Keduanya kasmara. Ah indahnya ketika kau jatuh cinta. Semua indah. Semua menyenangkan. PErasaan yang begitu kuat membuat kita terlena. Hubungan ini pun terus berlanjut. Waktu demi waktu terlewati. Cukup lama.  Waktu yang lama itu dihiasi berbagai pertemua singkat. Yang ironisnya selalu menghadirkan bencana dibalik kekuatan asmara mereka.

Pertemuan mereka tanpa janjian, lebih mirip siklus. Tanpa bicara, tanpa janjian, mereka akan bertemu. Seakan mengerti hati satu sama lain, karna rasa membutuhkan atau mungkin rindu. Jadilah mereka bertemu. Sayang beribu sayang, masyarakat yang selalu mendukung ketika Banjir tak pernah datang malah berubah perangainya. Mereka marah, kecewa, dan sedih ketika banjir datang. Tiba-tiba semua sepakat untuk tidak  menyetujui hubungan ini. Mereka benci ketika harus terganggu akan kedatangan Banjir. Tidak jarang emosi tersulut dan berbuah ricuh. Banjir yang tidak mengerti jalan pikiran mereka cuek saja. Dia tetap datang. Bahkan beribu kali lebih semangat. Membayangkan pertemuan dengan Jakarta. Harus, harus bertemu! Itu tekad banjir dalam hati yang terus menguat seiring perjalananya menuju pertemuan.

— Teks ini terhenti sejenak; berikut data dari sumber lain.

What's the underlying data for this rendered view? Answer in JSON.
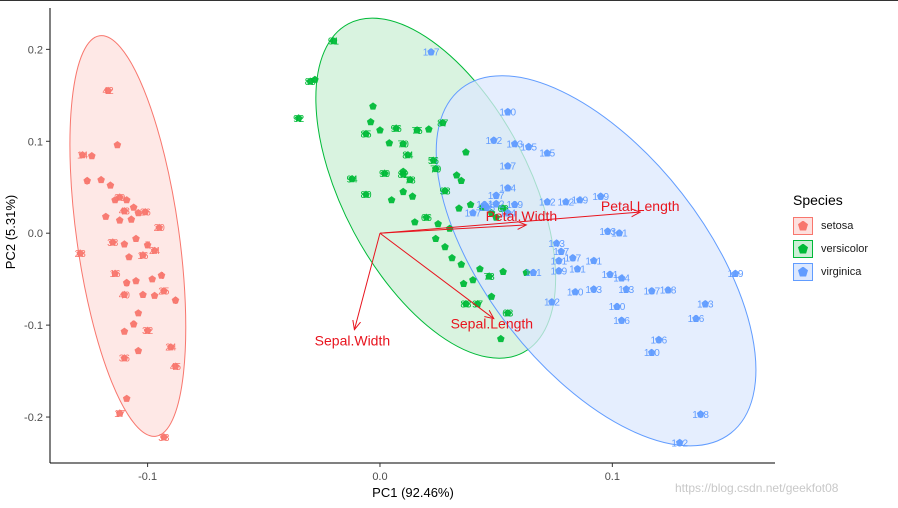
{
  "chart_data": {
    "type": "scatter",
    "title": "",
    "xlabel": "PC1 (92.46%)",
    "ylabel": "PC2 (5.31%)",
    "xlim": [
      -0.142,
      0.17
    ],
    "ylim": [
      -0.25,
      0.245
    ],
    "x_ticks": [
      -0.1,
      0.0,
      0.1
    ],
    "x_tick_labels": [
      "-0.1",
      "0.0",
      "0.1"
    ],
    "y_ticks": [
      -0.2,
      -0.1,
      0.0,
      0.1,
      0.2
    ],
    "y_tick_labels": [
      "-0.2",
      "-0.1",
      "0.0",
      "0.1",
      "0.2"
    ],
    "grid": false,
    "legend": {
      "title": "Species",
      "placement": "right"
    },
    "series": [
      {
        "name": "setosa",
        "color": "#F8766D",
        "fill": "#FDE0DE",
        "ellipse": {
          "cx": -0.1085,
          "cy": -0.003,
          "rx": 0.022,
          "ry": 0.22,
          "angle": -8
        },
        "points": [
          [
            -0.117,
            0.155,
            "42"
          ],
          [
            -0.113,
            0.096,
            ""
          ],
          [
            -0.128,
            0.085,
            "14"
          ],
          [
            -0.124,
            0.084,
            ""
          ],
          [
            -0.126,
            0.057,
            "9"
          ],
          [
            -0.12,
            0.058,
            ""
          ],
          [
            -0.116,
            0.052,
            ""
          ],
          [
            -0.112,
            0.039,
            "39"
          ],
          [
            -0.109,
            0.036,
            ""
          ],
          [
            -0.106,
            0.028,
            ""
          ],
          [
            -0.114,
            0.036,
            ""
          ],
          [
            -0.11,
            0.024,
            "43"
          ],
          [
            -0.104,
            0.022,
            ""
          ],
          [
            -0.101,
            0.023,
            "26"
          ],
          [
            -0.107,
            0.015,
            ""
          ],
          [
            -0.112,
            0.014,
            ""
          ],
          [
            -0.118,
            0.018,
            ""
          ],
          [
            -0.095,
            0.006,
            "20"
          ],
          [
            -0.115,
            -0.01,
            "38"
          ],
          [
            -0.11,
            -0.012,
            ""
          ],
          [
            -0.105,
            -0.006,
            ""
          ],
          [
            -0.1,
            -0.013,
            "7"
          ],
          [
            -0.129,
            -0.022,
            "23"
          ],
          [
            -0.097,
            -0.019,
            "24"
          ],
          [
            -0.108,
            -0.026,
            ""
          ],
          [
            -0.102,
            -0.024,
            "16"
          ],
          [
            -0.114,
            -0.044,
            "16"
          ],
          [
            -0.109,
            -0.054,
            "3"
          ],
          [
            -0.105,
            -0.052,
            ""
          ],
          [
            -0.098,
            -0.05,
            ""
          ],
          [
            -0.094,
            -0.046,
            "4"
          ],
          [
            -0.11,
            -0.067,
            "40"
          ],
          [
            -0.102,
            -0.067,
            ""
          ],
          [
            -0.097,
            -0.068,
            ""
          ],
          [
            -0.093,
            -0.063,
            "25"
          ],
          [
            -0.088,
            -0.073,
            "6"
          ],
          [
            -0.104,
            -0.087,
            ""
          ],
          [
            -0.106,
            -0.099,
            "2"
          ],
          [
            -0.1,
            -0.106,
            "32"
          ],
          [
            -0.11,
            -0.107,
            ""
          ],
          [
            -0.104,
            -0.128,
            ""
          ],
          [
            -0.09,
            -0.124,
            "24"
          ],
          [
            -0.11,
            -0.136,
            "36"
          ],
          [
            -0.088,
            -0.145,
            "45"
          ],
          [
            -0.109,
            -0.18,
            ""
          ],
          [
            -0.112,
            -0.196,
            "17"
          ],
          [
            -0.093,
            -0.222,
            "33"
          ]
        ]
      },
      {
        "name": "versicolor",
        "color": "#00BA38",
        "fill": "#CCEFD6",
        "ellipse": {
          "cx": 0.024,
          "cy": 0.049,
          "rx": 0.04,
          "ry": 0.2025,
          "angle": -28
        },
        "points": [
          [
            -0.02,
            0.209,
            "91"
          ],
          [
            -0.028,
            0.167,
            ""
          ],
          [
            -0.03,
            0.165,
            "85"
          ],
          [
            -0.035,
            0.125,
            "92"
          ],
          [
            -0.003,
            0.138,
            ""
          ],
          [
            -0.004,
            0.121,
            ""
          ],
          [
            0.0,
            0.112,
            ""
          ],
          [
            0.007,
            0.114,
            "96"
          ],
          [
            0.016,
            0.112,
            "75"
          ],
          [
            -0.006,
            0.108,
            "85"
          ],
          [
            0.01,
            0.097,
            "70"
          ],
          [
            0.004,
            0.098,
            ""
          ],
          [
            0.021,
            0.113,
            ""
          ],
          [
            0.027,
            0.12,
            "87"
          ],
          [
            0.037,
            0.088,
            ""
          ],
          [
            0.023,
            0.079,
            "56"
          ],
          [
            0.012,
            0.085,
            "84"
          ],
          [
            0.01,
            0.067,
            ""
          ],
          [
            0.002,
            0.065,
            "99"
          ],
          [
            0.01,
            0.064,
            "82"
          ],
          [
            0.013,
            0.058,
            "78"
          ],
          [
            0.024,
            0.07,
            "79"
          ],
          [
            0.033,
            0.063,
            ""
          ],
          [
            0.028,
            0.046,
            "98"
          ],
          [
            0.035,
            0.057,
            ""
          ],
          [
            -0.012,
            0.059,
            "94"
          ],
          [
            -0.006,
            0.042,
            "80"
          ],
          [
            0.005,
            0.036,
            ""
          ],
          [
            0.01,
            0.045,
            ""
          ],
          [
            0.014,
            0.04,
            ""
          ],
          [
            0.034,
            0.027,
            ""
          ],
          [
            0.039,
            0.031,
            ""
          ],
          [
            0.044,
            0.028,
            ""
          ],
          [
            0.048,
            0.022,
            ""
          ],
          [
            0.053,
            0.027,
            "69"
          ],
          [
            0.05,
            0.017,
            ""
          ],
          [
            0.015,
            0.012,
            ""
          ],
          [
            0.02,
            0.017,
            "66"
          ],
          [
            0.025,
            0.01,
            ""
          ],
          [
            0.03,
            0.005,
            ""
          ],
          [
            0.024,
            -0.006,
            ""
          ],
          [
            0.028,
            -0.015,
            ""
          ],
          [
            0.031,
            -0.027,
            ""
          ],
          [
            0.035,
            -0.034,
            ""
          ],
          [
            0.043,
            -0.039,
            ""
          ],
          [
            0.047,
            -0.047,
            "73"
          ],
          [
            0.04,
            -0.051,
            ""
          ],
          [
            0.036,
            -0.055,
            ""
          ],
          [
            0.048,
            -0.069,
            ""
          ],
          [
            0.055,
            -0.087,
            "63"
          ],
          [
            0.042,
            -0.077,
            "97"
          ],
          [
            0.037,
            -0.077,
            "83"
          ],
          [
            0.052,
            -0.115,
            ""
          ],
          [
            0.053,
            -0.042,
            ""
          ],
          [
            0.063,
            -0.043,
            ""
          ]
        ]
      },
      {
        "name": "virginica",
        "color": "#619CFF",
        "fill": "#DCE8FE",
        "ellipse": {
          "cx": 0.093,
          "cy": -0.03,
          "rx": 0.047,
          "ry": 0.238,
          "angle": -38
        },
        "points": [
          [
            0.022,
            0.197,
            "107"
          ],
          [
            0.055,
            0.132,
            "120"
          ],
          [
            0.049,
            0.101,
            "102"
          ],
          [
            0.058,
            0.097,
            "143"
          ],
          [
            0.064,
            0.094,
            "135"
          ],
          [
            0.072,
            0.087,
            "115"
          ],
          [
            0.055,
            0.073,
            "107"
          ],
          [
            0.055,
            0.049,
            "134"
          ],
          [
            0.05,
            0.041,
            "127"
          ],
          [
            0.058,
            0.031,
            "139"
          ],
          [
            0.05,
            0.032,
            "122"
          ],
          [
            0.046,
            0.028,
            "128"
          ],
          [
            0.04,
            0.022,
            "147"
          ],
          [
            0.045,
            0.031,
            "124"
          ],
          [
            0.055,
            0.022,
            "124"
          ],
          [
            0.072,
            0.034,
            "102"
          ],
          [
            0.08,
            0.034,
            "142"
          ],
          [
            0.086,
            0.036,
            "149"
          ],
          [
            0.095,
            0.04,
            "139"
          ],
          [
            0.098,
            0.002,
            "133"
          ],
          [
            0.103,
            0.0,
            "101"
          ],
          [
            0.076,
            -0.011,
            "143"
          ],
          [
            0.078,
            -0.02,
            "117"
          ],
          [
            0.077,
            -0.03,
            "131"
          ],
          [
            0.083,
            -0.027,
            "137"
          ],
          [
            0.092,
            -0.03,
            "141"
          ],
          [
            0.085,
            -0.039,
            "131"
          ],
          [
            0.077,
            -0.041,
            "139"
          ],
          [
            0.066,
            -0.043,
            "101"
          ],
          [
            0.099,
            -0.045,
            "131"
          ],
          [
            0.104,
            -0.049,
            "144"
          ],
          [
            0.106,
            -0.061,
            "113"
          ],
          [
            0.117,
            -0.063,
            "137"
          ],
          [
            0.124,
            -0.062,
            "138"
          ],
          [
            0.092,
            -0.061,
            "133"
          ],
          [
            0.084,
            -0.064,
            "140"
          ],
          [
            0.074,
            -0.075,
            "112"
          ],
          [
            0.102,
            -0.08,
            "100"
          ],
          [
            0.104,
            -0.095,
            "106"
          ],
          [
            0.153,
            -0.044,
            "119"
          ],
          [
            0.14,
            -0.077,
            "123"
          ],
          [
            0.136,
            -0.093,
            "126"
          ],
          [
            0.12,
            -0.116,
            "136"
          ],
          [
            0.117,
            -0.13,
            "110"
          ],
          [
            0.138,
            -0.197,
            "108"
          ],
          [
            0.129,
            -0.228,
            "132"
          ]
        ]
      }
    ],
    "arrows": [
      {
        "label": "Petal.Length",
        "x": 0.112,
        "y": 0.023
      },
      {
        "label": "Petal.Width",
        "x": 0.063,
        "y": 0.009
      },
      {
        "label": "Sepal.Length",
        "x": 0.049,
        "y": -0.093
      },
      {
        "label": "Sepal.Width",
        "x": -0.011,
        "y": -0.105
      }
    ]
  },
  "watermark": "https://blog.csdn.net/geekfot08"
}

Hari pertemuan itu tiba. Singkat. Hanya sesaat. Menurut banjir.

Tapi tidak untuk masyarakat ibukota. Pertemuan itu seakan-akan bertahun-tahun lamanya. Mereka harus bertahan hidup dalam sebuah pertemuan rindu antar kekasih. Mereka membenci pasangan itu. Cemburu? Entahlah. Namun yang pasti masyarakat berjanji, di hari esok mereka akan menghalau pertemuan itu. Mereka akan berusaha keras untuk mencegah terjadinya bencana untuk mereka. Mereka harus segera keluar dari derita itu selamanya. Mereka tidak sudi menjadi korban dalam sebuah percintaan yang membawa petaka bagi mereka.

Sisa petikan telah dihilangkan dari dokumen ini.